If you're on the fence about this class I can easily answer your concerns. BUY IT. Lindsay provides top notch professional education while keeping things interesting. Her words are precise and direct. I actually felt GOOD just watching and learning. I mean, like someone surprised me with a cupcake kinda GOOD. After the class I could immediately see improvements in my photography. The best part is that I learned enough to see the wrong in my setups. Knowing what's wrong is just as important as knowing what's right. She is funny, easy going, energetic and filled with knowledge. I would also highly recommend her Posing 101 class as a must have addition to this course. I feel like I have learned more than I could possibly use.

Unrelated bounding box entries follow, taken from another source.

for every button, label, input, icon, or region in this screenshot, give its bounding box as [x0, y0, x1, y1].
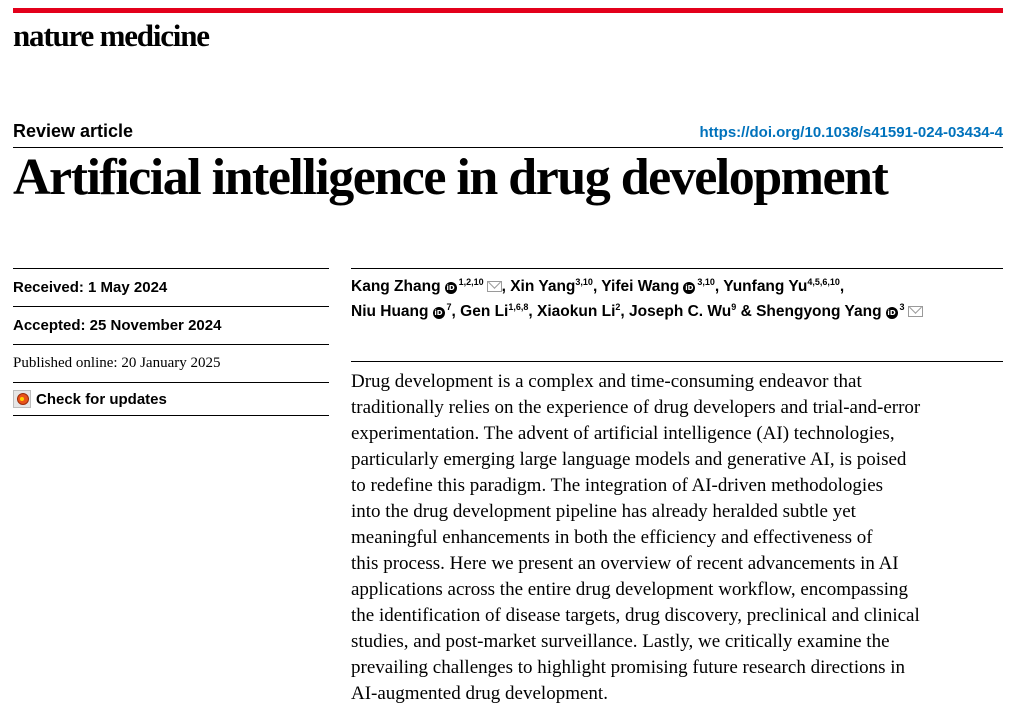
accepted-date: Accepted: 25 November 2024: [13, 317, 222, 334]
abstract-line: to redefine this paradigm. The integrati…: [351, 475, 884, 496]
publication-history: Received: 1 May 2024 Accepted: 25 Novemb…: [13, 268, 329, 416]
abstract-line: Drug development is a complex and time-c…: [351, 371, 862, 392]
published-date: Published online: 20 January 2025: [13, 355, 221, 371]
history-divider: [13, 344, 329, 345]
author[interactable]: Xin Yang3,10: [510, 277, 593, 296]
doi-link[interactable]: https://doi.org/10.1038/s41591-024-03434…: [699, 124, 1004, 141]
abstract-line: into the drug development pipeline has a…: [351, 501, 856, 522]
received-date: Received: 1 May 2024: [13, 279, 168, 296]
abstract-divider: [351, 361, 1003, 362]
orcid-icon[interactable]: iD: [444, 282, 457, 294]
author[interactable]: Yunfang Yu4,5,6,10: [723, 277, 840, 296]
abstract-line: experimentation. The advent of artificia…: [351, 423, 895, 444]
author[interactable]: Gen Li1,6,8: [460, 302, 529, 321]
history-divider: [13, 306, 329, 307]
history-divider: [13, 268, 329, 269]
author[interactable]: Niu Huang iD7: [351, 302, 452, 321]
crossmark-icon: [13, 390, 31, 408]
abstract-line: this process. Here we present an overvie…: [351, 553, 899, 574]
author[interactable]: Kang Zhang iD1,2,10: [351, 278, 502, 295]
mail-icon[interactable]: [907, 306, 923, 317]
history-divider: [13, 415, 329, 416]
abstract-line: meaningful enhancements in both the effi…: [351, 527, 873, 548]
authors-divider: [351, 268, 1003, 269]
article-type: Review article: [13, 121, 134, 141]
author[interactable]: Xiaokun Li2: [537, 302, 621, 321]
article-title: Artificial intelligence in drug developm…: [13, 149, 889, 206]
abstract: Drug development is a complex and time-c…: [351, 369, 1003, 707]
abstract-line: studies, and post-market surveillance. L…: [351, 631, 890, 652]
orcid-icon[interactable]: iD: [432, 307, 445, 319]
author-line: Kang Zhang iD1,2,10, Xin Yang3,10, Yifei …: [351, 277, 845, 296]
check-for-updates-label: Check for updates: [36, 390, 167, 408]
history-divider: [13, 382, 329, 383]
orcid-icon[interactable]: iD: [683, 282, 696, 294]
author-list: Kang Zhang iD1,2,10, Xin Yang3,10, Yifei …: [351, 274, 1003, 324]
orcid-icon[interactable]: iD: [885, 307, 898, 319]
abstract-line: the identification of disease targets, d…: [351, 605, 920, 626]
abstract-line: prevailing challenges to highlight promi…: [351, 657, 906, 678]
abstract-line: applications across the entire drug deve…: [351, 579, 909, 600]
journal-name: nature medicine: [13, 18, 210, 53]
mail-icon[interactable]: [486, 281, 502, 292]
author-line: Niu Huang iD7, Gen Li1,6,8, Xiaokun Li2, …: [351, 299, 1003, 324]
top-accent-bar: [13, 8, 1003, 13]
abstract-line: particularly emerging large language mod…: [351, 449, 907, 470]
check-for-updates-button[interactable]: Check for updates: [13, 383, 329, 415]
abstract-line: traditionally relies on the experience o…: [351, 397, 921, 418]
title-divider: [13, 147, 1003, 148]
abstract-line: AI-augmented drug development.: [351, 683, 608, 704]
author[interactable]: Joseph C. Wu9: [629, 302, 737, 321]
author[interactable]: Shengyong Yang iD3: [756, 303, 923, 320]
author[interactable]: Yifei Wang iD3,10: [601, 277, 715, 296]
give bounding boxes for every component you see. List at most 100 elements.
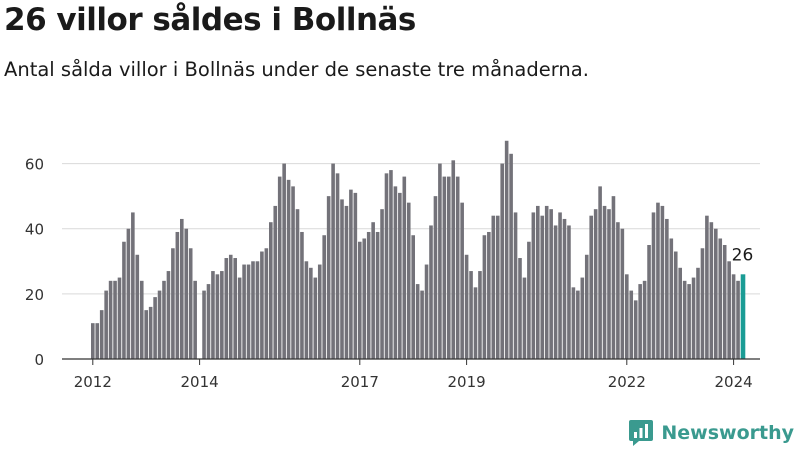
bar (731, 274, 736, 359)
bar (139, 280, 144, 359)
bar (473, 287, 478, 359)
bar (148, 306, 153, 359)
bar (495, 215, 500, 359)
bar (371, 222, 375, 359)
bar (269, 222, 273, 359)
bar (602, 205, 607, 359)
bar (500, 163, 504, 359)
bar (553, 225, 558, 359)
bar (277, 176, 282, 359)
bar (447, 176, 451, 359)
bar (211, 271, 215, 359)
bar (549, 209, 553, 359)
newsworthy-brand: Newsworthy (629, 420, 794, 446)
bar (531, 212, 536, 359)
bar (700, 248, 705, 359)
bar (95, 323, 100, 359)
bar (242, 264, 246, 359)
bar (589, 215, 593, 359)
bar (696, 267, 700, 359)
x-tick-label: 2012 (74, 373, 112, 391)
bar (180, 218, 184, 359)
bar (193, 280, 197, 359)
bar (264, 248, 269, 359)
bar (478, 271, 482, 359)
bar (300, 231, 304, 359)
bar (389, 170, 393, 359)
bar (464, 254, 469, 359)
bar (153, 297, 157, 359)
bars (91, 140, 746, 359)
bar (375, 231, 380, 359)
bar (233, 258, 237, 359)
bar (598, 186, 602, 359)
y-tick-label: 60 (25, 156, 44, 174)
bar (398, 192, 402, 359)
bar (607, 209, 611, 359)
bar (669, 238, 674, 359)
bar (313, 277, 318, 359)
x-axis: 2012 2014 2017 2019 2022 2024 (62, 358, 760, 391)
annotations: 26 (732, 245, 754, 265)
highlight-value-label: 26 (732, 245, 754, 265)
bar (540, 215, 545, 359)
bar (482, 235, 487, 359)
bar (544, 205, 549, 359)
y-tick-label: 0 (34, 351, 44, 369)
x-tick-label: 2017 (341, 373, 379, 391)
bar (366, 231, 371, 359)
bar (433, 196, 438, 359)
bar (673, 251, 678, 359)
bar (714, 228, 718, 359)
bar (113, 280, 117, 359)
bar (144, 310, 148, 359)
bar (131, 212, 135, 359)
bar (576, 290, 580, 359)
bar (451, 160, 456, 359)
bar (567, 225, 571, 359)
bar (633, 300, 638, 359)
bar (509, 153, 513, 359)
bar (291, 186, 295, 359)
bar (175, 231, 180, 359)
bar (380, 209, 384, 359)
bar (282, 163, 286, 359)
bar (126, 228, 131, 359)
bar (331, 163, 335, 359)
bar (438, 163, 442, 359)
bar (647, 245, 651, 359)
bar (424, 264, 429, 359)
bar (206, 284, 211, 359)
bar (678, 267, 682, 359)
bar (665, 218, 669, 359)
bar (536, 205, 540, 359)
bar (687, 284, 691, 359)
bar (384, 173, 389, 359)
bar (513, 212, 518, 359)
bar (91, 323, 95, 359)
bar (215, 274, 220, 359)
bar (224, 258, 229, 359)
bar (415, 284, 420, 359)
bar (273, 205, 278, 359)
bar (295, 209, 300, 359)
bar (620, 228, 625, 359)
bar (322, 235, 326, 359)
brand-name: Newsworthy (661, 422, 794, 444)
bar (184, 228, 189, 359)
bar (353, 192, 358, 359)
bar (562, 218, 567, 359)
bar (571, 287, 576, 359)
bar (504, 140, 509, 359)
bar (393, 186, 398, 359)
bar (584, 254, 589, 359)
chart-title: 26 villor såldes i Bollnäs (4, 2, 416, 38)
bar (304, 261, 309, 359)
bar (727, 261, 731, 359)
bar (402, 176, 407, 359)
bar (135, 254, 140, 359)
bar (326, 196, 331, 359)
chart-subtitle: Antal sålda villor i Bollnäs under de se… (4, 58, 589, 81)
bar (406, 202, 411, 359)
bar (642, 280, 647, 359)
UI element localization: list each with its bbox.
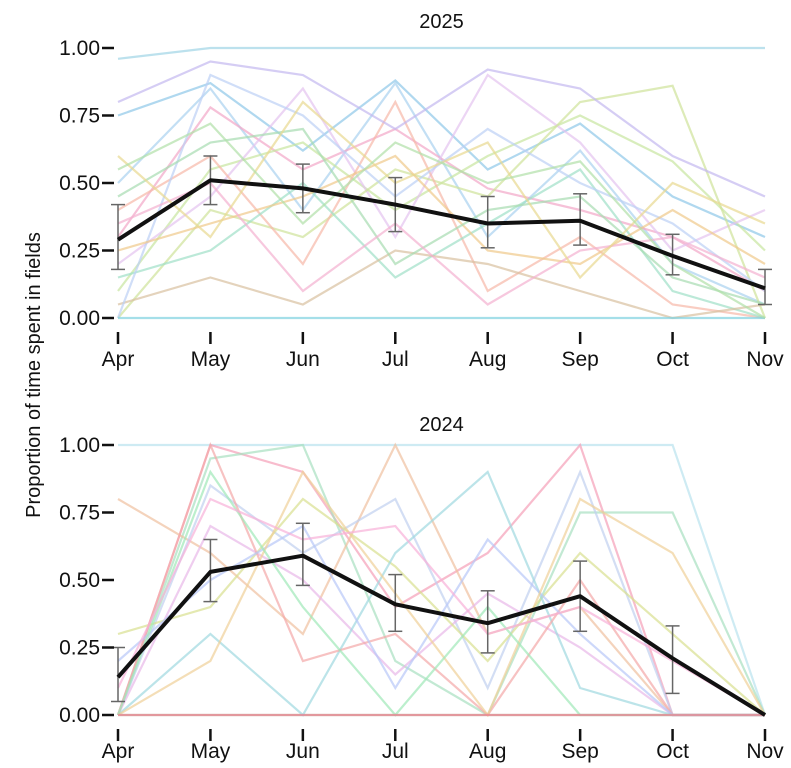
error-bar-apr xyxy=(111,203,125,271)
x-tick-label-jun: Jun xyxy=(286,740,320,763)
individual-line-6 xyxy=(117,524,765,717)
x-tick-label-apr: Apr xyxy=(102,740,135,763)
x-tick-label-oct: Oct xyxy=(656,348,689,371)
y-tick-label: 0.75 xyxy=(59,105,100,128)
individual-line-1 xyxy=(117,78,766,239)
y-tick-label: 1.00 xyxy=(59,434,100,457)
individual-line-0 xyxy=(117,46,765,60)
y-tick-label: 0.50 xyxy=(59,569,100,592)
individual-line-11 xyxy=(117,469,766,718)
individual-line-2 xyxy=(117,81,766,306)
x-tick-label-aug: Aug xyxy=(469,348,506,371)
individual-line-10 xyxy=(117,524,765,717)
y-tick-label: 0.75 xyxy=(59,502,100,525)
x-tick-label-may: May xyxy=(191,348,231,371)
individual-line-7 xyxy=(117,497,766,716)
individual-line-5 xyxy=(117,73,766,265)
mean-line xyxy=(116,178,766,291)
individual-line-4 xyxy=(116,469,765,717)
mean-line xyxy=(116,553,767,717)
individual-line-11 xyxy=(117,154,766,266)
x-tick-label-may: May xyxy=(191,740,231,763)
y-axis-label: Proportion of time spent in fields xyxy=(23,232,45,518)
x-tick-label-apr: Apr xyxy=(102,348,135,371)
x-tick-label-jul: Jul xyxy=(382,740,409,763)
individual-line-8 xyxy=(117,470,765,717)
individual-line-7 xyxy=(117,99,766,320)
y-tick-label: 0.25 xyxy=(59,240,100,263)
individual-line-9 xyxy=(117,249,766,320)
individual-line-13 xyxy=(117,181,766,306)
x-tick-label-jul: Jul xyxy=(382,348,409,371)
individual-line-17 xyxy=(117,122,766,319)
y-tick-label: 0.00 xyxy=(59,704,100,727)
individual-line-14 xyxy=(117,60,766,198)
panel-2024: 2024 0.00 0.25 0.50 0.75 1.00 Apr May Jun Jul Aug S… xyxy=(59,414,784,763)
x-tick-label-sep: Sep xyxy=(561,348,598,371)
individual-line-8 xyxy=(117,168,766,320)
x-tick-label-sep: Sep xyxy=(561,740,598,763)
panel-2025: 2025 0.00 0.25 0.50 0.75 1.00 Apr May Jun Jul Aug S… xyxy=(59,11,784,371)
y-tick-label: 1.00 xyxy=(59,37,100,60)
x-tick-label-nov: Nov xyxy=(746,740,784,763)
individual-line-2 xyxy=(116,443,767,717)
x-tick-label-jun: Jun xyxy=(286,348,320,371)
chart-title: 2024 xyxy=(419,414,464,436)
x-tick-label-aug: Aug xyxy=(469,740,506,763)
individual-line-9 xyxy=(116,441,765,717)
x-tick-label-nov: Nov xyxy=(746,348,784,371)
x-tick-label-oct: Oct xyxy=(656,740,689,763)
y-tick-label: 0.50 xyxy=(59,172,100,195)
individual-line-0 xyxy=(118,443,767,716)
y-tick-label: 0.25 xyxy=(59,637,100,660)
chart-title: 2025 xyxy=(419,11,464,33)
individual-line-3 xyxy=(117,442,765,717)
individual-line-13 xyxy=(117,497,766,716)
y-tick-label: 0.00 xyxy=(59,307,100,330)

I will be going through this course over and over again just to make sure it all sinks in. There's THAT MUCH she offers that you will always learn more with each time you watch. I hope this helps someone make the decision to up their game. That is exactly what it did for me.

Beatrice Palma

Hi, I am Beatrice from Italy. I think this class is superb. I finally understood what are the guide lines to follow, I tried for years but never found such a good explanation. Lindsay is a wonderful teacher, she explains in a simple way, she shares a lot of knowledge and she shows in practice what are the results of every single choice. Thank you so much, it was really amazing and super interesting!!!!

Penny Foster

I have been shooting families and pets in my living room space for two years now and I thought I was doing a good job but certain skills had eluded me, like lighting a white background to perfection and shooting people with glasses without the reflections in my shots. Then I watched this course and had so many 'aha' moments that I HAD to buy it; not just for Lindsay's teaching style (which is pretty awesome( but also for all the lighting diagrams that I can refer to whenever I feel like 'stepping my lighting up to the next level'. Lindsay shows you what you can do with minimal gear, so you can get started right away; no need for expensive triggers (I have a set that just fires when I press the shutter), and no need for expensive branded modifiers (she shows you what you can do with one umbrella). Lindsay is so enthusiastic, it is obvious that she loves light, and it is hard not to get 'fired up' to try all of her lighting setups. Brilliant course once again!